Dwarak Ravikumar - Post Doctoral Fellow

Title:  An anticipatory LCA approach to prioritize research and direct technology development towards environmentally favorable pathways

Abstract:  It is now common practice in environmental life cycle assessment (LCA) to conduct sensitivity analyses to identify critical parameters and prioritize further research. Typical approaches include variation of input parameters one at a time to determine the corresponding variation in characterized midpoints or normalized and weighted end points. Generally, those input parameters that cause the greatest variations in output criteria are accepted as the most important subjects of further investigation. However, in comparative LCA of emerging technologies, the typical approach to sensitivity analysis may misdirect research and development (R&D) toward addressing uncertainties that are inconsequential or counterproductive. This paper presents a novel method of sensitivity analysis for a decision-driven, anticipatory LCA of three emerging photovoltaic (PV) technologies: amorphous-Si (a-Si), CdTe and ribbon-Si. Although traditional approaches identify metal depletion as critical, a hypothetical reduction of uncertainty in metal depletion fails to improve confidence in the environmental comparison. By contrast, the novel approach directs attention toward marine eutrophication, where uncertainty reduction significantly improves decision confidence in the choice between a-Si and CdTe. The implication is that the novel method will result in better recommendations on the choice of the environmentally preferable emerging technology alternative for commercialization.

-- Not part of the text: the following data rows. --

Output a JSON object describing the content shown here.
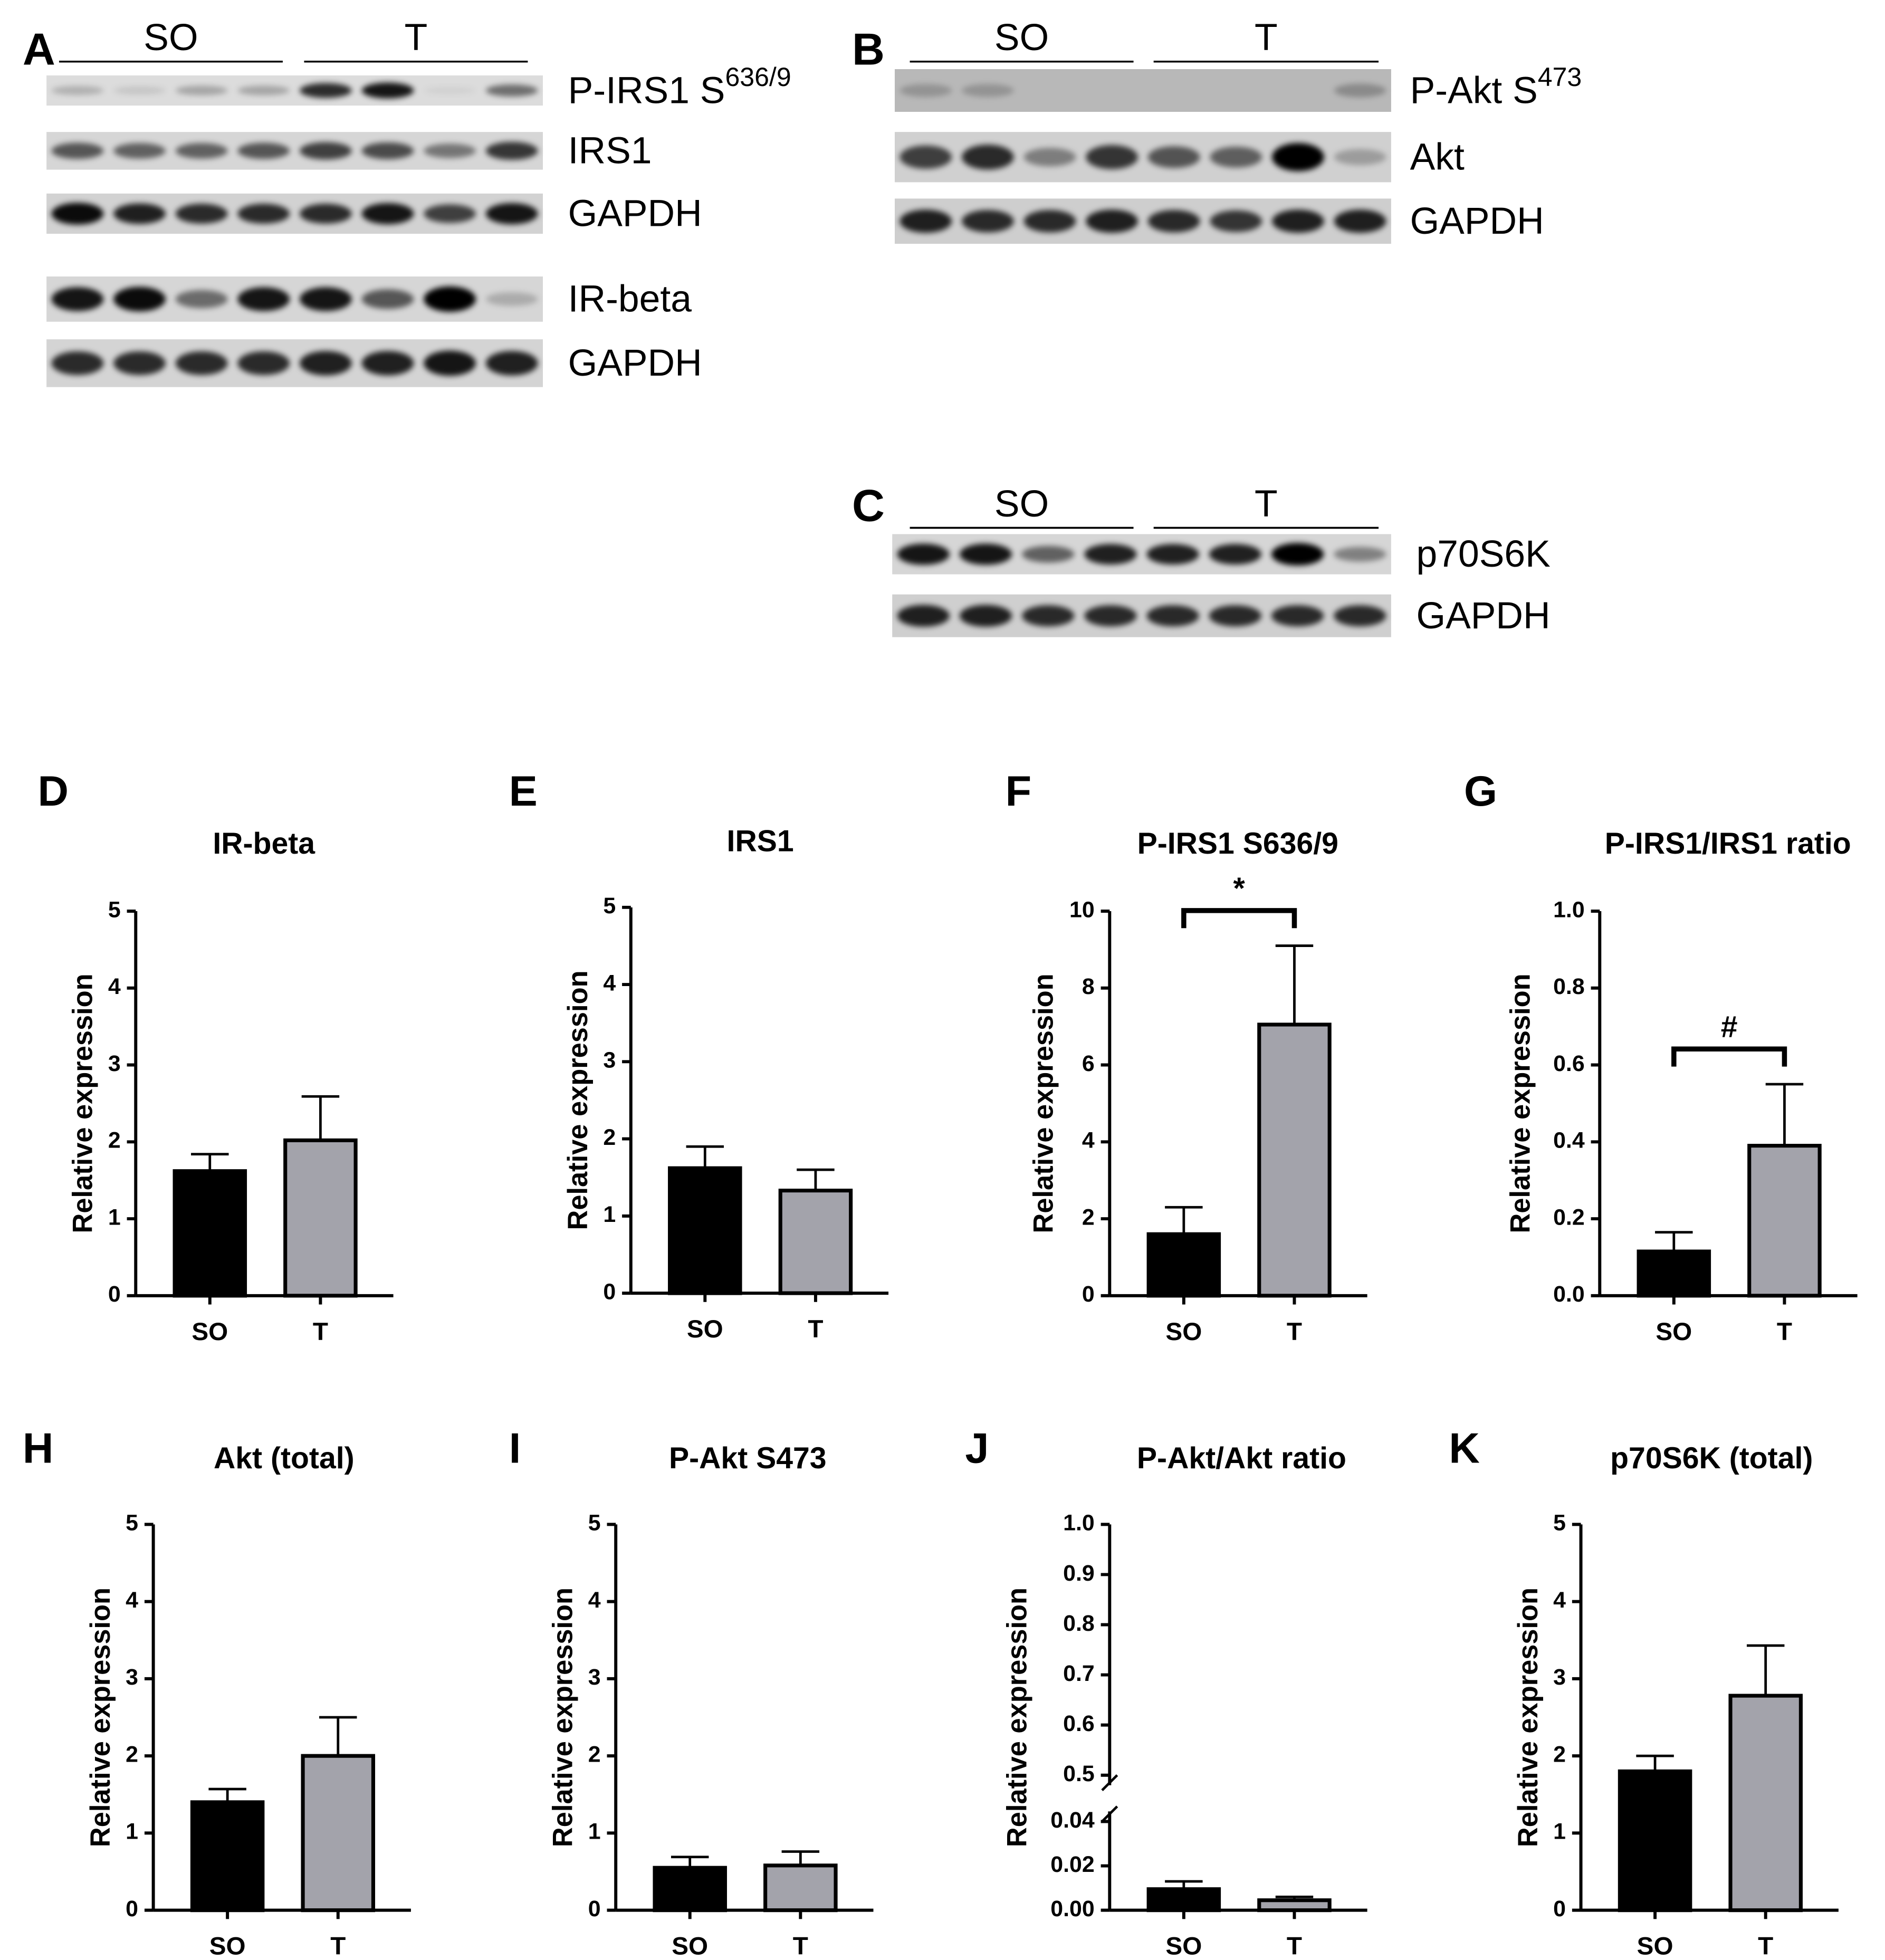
{
  "blots": [
    {
      "letter": "A",
      "groups": [
        "SO",
        "T"
      ],
      "rows": [
        {
          "label": "P-IRS1 S",
          "sup": "636/9"
        },
        {
          "label": "IRS1"
        },
        {
          "label": "GAPDH"
        },
        {
          "label": "IR-beta"
        },
        {
          "label": "GAPDH"
        }
      ]
    },
    {
      "letter": "B",
      "groups": [
        "SO",
        "T"
      ],
      "rows": [
        {
          "label": "P-Akt S",
          "sup": "473"
        },
        {
          "label": "Akt"
        },
        {
          "label": "GAPDH"
        }
      ]
    },
    {
      "letter": "C",
      "groups": [
        "SO",
        "T"
      ],
      "rows": [
        {
          "label": "p70S6K"
        },
        {
          "label": "GAPDH"
        }
      ]
    }
  ],
  "chart_data": [
    {
      "type": "bar",
      "panel": "D",
      "title": "IR-beta",
      "ylabel": "Relative expression",
      "categories": [
        "SO",
        "T"
      ],
      "values": [
        1.62,
        2.02
      ],
      "errors": [
        0.22,
        0.57
      ],
      "colors": [
        "#000000",
        "#a3a3ab"
      ],
      "edgecolor": "#000000",
      "ylim": [
        0,
        5
      ],
      "yticks": [
        0,
        1,
        2,
        3,
        4,
        5
      ]
    },
    {
      "type": "bar",
      "panel": "E",
      "title": "IRS1",
      "ylabel": "Relative expression",
      "categories": [
        "SO",
        "T"
      ],
      "values": [
        1.62,
        1.33
      ],
      "errors": [
        0.28,
        0.27
      ],
      "colors": [
        "#000000",
        "#a3a3ab"
      ],
      "edgecolor": "#000000",
      "ylim": [
        0,
        5
      ],
      "yticks": [
        0,
        1,
        2,
        3,
        4,
        5
      ]
    },
    {
      "type": "bar",
      "panel": "F",
      "title": "P-IRS1 S636/9",
      "ylabel": "Relative expression",
      "categories": [
        "SO",
        "T"
      ],
      "values": [
        1.6,
        7.05
      ],
      "errors": [
        0.7,
        2.05
      ],
      "colors": [
        "#000000",
        "#a3a3ab"
      ],
      "edgecolor": "#000000",
      "ylim": [
        0,
        10
      ],
      "yticks": [
        0,
        2,
        4,
        6,
        8,
        10
      ],
      "annotation": "*"
    },
    {
      "type": "bar",
      "panel": "G",
      "title": "P-IRS1/IRS1 ratio",
      "ylabel": "Relative expression",
      "categories": [
        "SO",
        "T"
      ],
      "values": [
        0.115,
        0.39
      ],
      "errors": [
        0.05,
        0.16
      ],
      "colors": [
        "#000000",
        "#a3a3ab"
      ],
      "edgecolor": "#000000",
      "ylim": [
        0,
        1
      ],
      "yticks": [
        {
          "value": 0,
          "label": "0.0"
        },
        0.2,
        0.4,
        0.6,
        0.8,
        {
          "value": 1,
          "label": "1.0"
        }
      ],
      "annotation": "#"
    },
    {
      "type": "bar",
      "panel": "H",
      "title": "Akt (total)",
      "ylabel": "Relative expression",
      "categories": [
        "SO",
        "T"
      ],
      "values": [
        1.4,
        2.0
      ],
      "errors": [
        0.17,
        0.5
      ],
      "colors": [
        "#000000",
        "#a3a3ab"
      ],
      "edgecolor": "#000000",
      "ylim": [
        0,
        5
      ],
      "yticks": [
        0,
        1,
        2,
        3,
        4,
        5
      ]
    },
    {
      "type": "bar",
      "panel": "I",
      "title": "P-Akt S473",
      "ylabel": "Relative expression",
      "categories": [
        "SO",
        "T"
      ],
      "values": [
        0.55,
        0.58
      ],
      "errors": [
        0.14,
        0.18
      ],
      "colors": [
        "#000000",
        "#a3a3ab"
      ],
      "edgecolor": "#000000",
      "ylim": [
        0,
        5
      ],
      "yticks": [
        0,
        1,
        2,
        3,
        4,
        5
      ]
    },
    {
      "type": "bar",
      "panel": "J",
      "title": "P-Akt/Akt ratio",
      "ylabel": "Relative expression",
      "categories": [
        "SO",
        "T"
      ],
      "values": [
        0.0095,
        0.0045
      ],
      "errors": [
        0.0035,
        0.0015
      ],
      "colors": [
        "#000000",
        "#a3a3ab"
      ],
      "edgecolor": "#000000",
      "ylim": [
        0,
        1
      ],
      "ybreak": [
        0.04,
        0.5
      ],
      "yticks": [
        {
          "value": 0,
          "label": "0.00"
        },
        0.02,
        0.04,
        0.5,
        0.6,
        0.7,
        0.8,
        0.9,
        {
          "value": 1,
          "label": "1.0"
        }
      ]
    },
    {
      "type": "bar",
      "panel": "K",
      "title": "p70S6K (total)",
      "ylabel": "Relative expression",
      "categories": [
        "SO",
        "T"
      ],
      "values": [
        1.8,
        2.78
      ],
      "errors": [
        0.2,
        0.65
      ],
      "colors": [
        "#000000",
        "#a3a3ab"
      ],
      "edgecolor": "#000000",
      "ylim": [
        0,
        5
      ],
      "yticks": [
        0,
        1,
        2,
        3,
        4,
        5
      ]
    }
  ]
}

Bio: Dwarak Ravikumar is a post-doctoral Research Fellow at the Center for Sustainable Systems (CSS). He is currently investigating the environmental trade-offs for a circular economy for carbon emissions and evaluating if it is environmentally worthwhile to utilize the captured carbon to manufacture products in the chemical and construction sectors. Dwarak’s research interests include developing environmentally improved technologies to recycle photovoltaic systems, advancing life cycle assessment methods to evaluate emerging technologies, and improving the sustainability of renewable energy systems.

Dwarak has completed his Master’s and PhD in Civil, Environmental and Sustainable Engineering from Arizona State University (ASU).